De Oliveira HM., Soma A., Baker MR., Turner MR., Talbot K., Williams TL.
Objective: To determine the current practice in genetic testing for patients with apparently sporadic motor neurone disease/amyotrophic lateral sclerosis (MND/ALS) and asymptomatic at-risk relatives of familial MND/ALS patients seen in specialized care centers in the UK. Methods: An online survey with 10 questions distributed to specialist healthcare professionals with a role in requesting genetic testing working at MND/ALS care centers. Results: Considerable variation in practice was found.

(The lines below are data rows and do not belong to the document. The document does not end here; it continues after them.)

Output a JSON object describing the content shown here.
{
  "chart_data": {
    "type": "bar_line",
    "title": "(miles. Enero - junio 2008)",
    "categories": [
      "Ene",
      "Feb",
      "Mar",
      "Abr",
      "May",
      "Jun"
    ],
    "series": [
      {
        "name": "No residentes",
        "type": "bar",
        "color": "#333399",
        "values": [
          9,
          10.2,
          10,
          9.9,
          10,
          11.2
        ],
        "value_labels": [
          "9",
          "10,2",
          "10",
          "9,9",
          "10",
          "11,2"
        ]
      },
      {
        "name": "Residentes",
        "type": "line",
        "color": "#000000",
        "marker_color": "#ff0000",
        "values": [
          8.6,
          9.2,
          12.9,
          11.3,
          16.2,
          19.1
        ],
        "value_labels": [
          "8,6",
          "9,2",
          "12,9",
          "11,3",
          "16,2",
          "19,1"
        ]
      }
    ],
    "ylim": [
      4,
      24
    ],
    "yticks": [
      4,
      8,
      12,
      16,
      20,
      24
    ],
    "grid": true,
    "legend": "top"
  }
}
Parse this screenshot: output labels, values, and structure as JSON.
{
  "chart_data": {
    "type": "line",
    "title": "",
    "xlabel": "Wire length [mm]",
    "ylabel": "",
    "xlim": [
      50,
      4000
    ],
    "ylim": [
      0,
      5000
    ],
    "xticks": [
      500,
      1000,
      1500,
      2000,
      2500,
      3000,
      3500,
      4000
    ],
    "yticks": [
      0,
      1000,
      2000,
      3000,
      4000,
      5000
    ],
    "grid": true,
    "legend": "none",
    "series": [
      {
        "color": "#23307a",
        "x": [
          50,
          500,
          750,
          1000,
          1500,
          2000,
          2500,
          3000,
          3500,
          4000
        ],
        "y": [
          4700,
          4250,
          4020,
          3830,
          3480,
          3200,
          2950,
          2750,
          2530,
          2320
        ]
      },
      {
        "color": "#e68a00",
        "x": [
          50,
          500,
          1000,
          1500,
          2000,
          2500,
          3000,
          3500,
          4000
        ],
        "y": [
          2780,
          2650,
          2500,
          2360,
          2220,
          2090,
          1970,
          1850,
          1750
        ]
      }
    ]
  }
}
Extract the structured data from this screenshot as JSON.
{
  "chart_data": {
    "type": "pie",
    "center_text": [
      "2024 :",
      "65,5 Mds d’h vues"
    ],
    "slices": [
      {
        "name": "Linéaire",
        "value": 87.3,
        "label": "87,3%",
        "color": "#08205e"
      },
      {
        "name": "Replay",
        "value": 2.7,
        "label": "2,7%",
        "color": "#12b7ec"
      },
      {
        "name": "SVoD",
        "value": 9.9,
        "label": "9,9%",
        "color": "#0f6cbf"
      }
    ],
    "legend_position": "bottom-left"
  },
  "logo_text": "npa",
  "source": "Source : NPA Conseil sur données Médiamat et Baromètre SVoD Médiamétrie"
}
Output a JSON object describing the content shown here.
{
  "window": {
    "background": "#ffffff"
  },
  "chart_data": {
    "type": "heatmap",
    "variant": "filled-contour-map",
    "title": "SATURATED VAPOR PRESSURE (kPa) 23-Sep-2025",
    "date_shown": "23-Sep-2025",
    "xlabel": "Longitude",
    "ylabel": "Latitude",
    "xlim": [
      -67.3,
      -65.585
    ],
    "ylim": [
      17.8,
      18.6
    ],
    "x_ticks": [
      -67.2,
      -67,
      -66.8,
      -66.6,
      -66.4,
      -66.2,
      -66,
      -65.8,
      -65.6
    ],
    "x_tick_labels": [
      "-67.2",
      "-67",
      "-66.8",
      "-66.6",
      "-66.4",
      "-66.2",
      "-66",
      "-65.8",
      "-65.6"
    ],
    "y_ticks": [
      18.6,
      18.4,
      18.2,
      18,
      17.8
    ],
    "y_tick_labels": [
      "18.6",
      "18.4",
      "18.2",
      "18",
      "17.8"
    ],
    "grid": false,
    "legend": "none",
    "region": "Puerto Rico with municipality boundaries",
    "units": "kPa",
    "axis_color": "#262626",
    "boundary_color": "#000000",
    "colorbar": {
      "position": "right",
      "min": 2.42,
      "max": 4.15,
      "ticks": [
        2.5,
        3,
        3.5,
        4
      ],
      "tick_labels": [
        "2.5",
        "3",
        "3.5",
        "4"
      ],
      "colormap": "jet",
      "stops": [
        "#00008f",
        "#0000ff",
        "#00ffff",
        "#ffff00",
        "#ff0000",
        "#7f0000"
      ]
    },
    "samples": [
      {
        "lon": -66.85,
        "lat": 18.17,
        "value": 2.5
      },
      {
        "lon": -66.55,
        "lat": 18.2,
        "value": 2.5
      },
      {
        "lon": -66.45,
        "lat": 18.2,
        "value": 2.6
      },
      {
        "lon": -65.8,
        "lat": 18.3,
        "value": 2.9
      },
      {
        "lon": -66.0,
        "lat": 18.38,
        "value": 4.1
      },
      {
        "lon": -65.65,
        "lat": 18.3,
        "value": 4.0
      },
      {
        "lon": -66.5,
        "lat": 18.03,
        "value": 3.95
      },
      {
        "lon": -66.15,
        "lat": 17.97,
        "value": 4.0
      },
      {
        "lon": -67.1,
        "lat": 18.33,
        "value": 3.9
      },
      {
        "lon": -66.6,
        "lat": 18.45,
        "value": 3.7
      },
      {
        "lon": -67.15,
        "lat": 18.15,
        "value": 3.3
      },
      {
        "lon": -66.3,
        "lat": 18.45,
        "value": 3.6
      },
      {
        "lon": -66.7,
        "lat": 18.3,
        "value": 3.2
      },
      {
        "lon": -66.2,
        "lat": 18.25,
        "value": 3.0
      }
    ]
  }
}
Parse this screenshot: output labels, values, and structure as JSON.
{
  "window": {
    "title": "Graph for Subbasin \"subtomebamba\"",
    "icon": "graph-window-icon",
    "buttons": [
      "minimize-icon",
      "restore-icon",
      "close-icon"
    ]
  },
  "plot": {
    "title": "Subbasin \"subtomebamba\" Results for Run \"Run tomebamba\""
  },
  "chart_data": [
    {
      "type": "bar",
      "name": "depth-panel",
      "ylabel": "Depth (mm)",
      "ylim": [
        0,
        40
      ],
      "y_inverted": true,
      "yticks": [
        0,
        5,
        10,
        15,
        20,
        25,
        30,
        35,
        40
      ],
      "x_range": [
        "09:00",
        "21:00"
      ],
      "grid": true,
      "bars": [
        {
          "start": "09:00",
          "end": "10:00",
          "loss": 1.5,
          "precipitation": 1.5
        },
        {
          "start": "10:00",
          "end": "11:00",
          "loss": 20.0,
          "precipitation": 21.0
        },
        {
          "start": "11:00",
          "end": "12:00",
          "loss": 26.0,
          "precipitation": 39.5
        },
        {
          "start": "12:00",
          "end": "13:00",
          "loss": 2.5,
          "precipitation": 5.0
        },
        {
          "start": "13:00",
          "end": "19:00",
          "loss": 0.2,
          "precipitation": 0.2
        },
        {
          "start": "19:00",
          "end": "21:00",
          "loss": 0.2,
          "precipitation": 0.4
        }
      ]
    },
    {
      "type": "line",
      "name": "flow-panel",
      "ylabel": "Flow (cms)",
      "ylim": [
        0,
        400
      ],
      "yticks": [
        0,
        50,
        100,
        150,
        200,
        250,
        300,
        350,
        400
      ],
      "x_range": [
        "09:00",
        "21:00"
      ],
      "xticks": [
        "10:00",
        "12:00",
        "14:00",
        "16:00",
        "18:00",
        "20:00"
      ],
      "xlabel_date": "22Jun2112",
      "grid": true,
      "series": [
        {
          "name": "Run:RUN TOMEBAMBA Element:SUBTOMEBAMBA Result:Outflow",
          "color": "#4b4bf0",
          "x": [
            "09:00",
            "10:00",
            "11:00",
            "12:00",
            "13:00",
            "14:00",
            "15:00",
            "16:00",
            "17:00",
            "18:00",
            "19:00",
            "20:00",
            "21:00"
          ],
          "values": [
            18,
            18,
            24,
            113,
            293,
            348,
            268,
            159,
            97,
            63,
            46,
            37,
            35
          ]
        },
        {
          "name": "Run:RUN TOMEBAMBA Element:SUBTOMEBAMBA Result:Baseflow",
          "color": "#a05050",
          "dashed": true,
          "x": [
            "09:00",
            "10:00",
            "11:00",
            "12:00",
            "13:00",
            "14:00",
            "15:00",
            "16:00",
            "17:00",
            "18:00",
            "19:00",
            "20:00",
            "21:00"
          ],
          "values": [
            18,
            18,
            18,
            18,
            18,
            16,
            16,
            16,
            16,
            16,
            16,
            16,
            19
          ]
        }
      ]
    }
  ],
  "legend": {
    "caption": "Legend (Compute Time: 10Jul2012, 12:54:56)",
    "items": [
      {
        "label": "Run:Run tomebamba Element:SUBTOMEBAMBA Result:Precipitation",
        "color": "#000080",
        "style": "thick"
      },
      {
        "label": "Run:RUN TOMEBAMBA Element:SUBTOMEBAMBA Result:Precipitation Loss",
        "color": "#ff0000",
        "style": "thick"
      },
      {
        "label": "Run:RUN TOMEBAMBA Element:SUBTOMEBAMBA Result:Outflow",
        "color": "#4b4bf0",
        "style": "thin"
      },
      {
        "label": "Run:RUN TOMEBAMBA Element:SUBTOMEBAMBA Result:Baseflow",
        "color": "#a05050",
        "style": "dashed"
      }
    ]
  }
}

Almost 30% of respondents reported some discomfort in discussing genetic testing with MND/ALS patients and a majority (77%) did not think that all patients with apparently sporadic disease should be routinely offered genetic testing at present. Particular concerns were identified in relation to testing asymptomatic at-risk individuals and the majority view was that clinical genetics services should have a role in supporting genetic testing in MND/ALS, especially in asymptomatic individuals at-risk of carrying pathogenic variants. Conclusions: Variation in practice in genetic testing among MND/ALS clinics may be driven by differences in experience and perceived competence, compounded by the increasing complexity of the genetic underpinnings of MND/ALS. Clear and accessible guidelines for referral pathways between MND/ALS clinics and clinical genetics may be the best way to standardize and improve current practice, ensuring that patients and relatives receive optimal and geographically equitable support.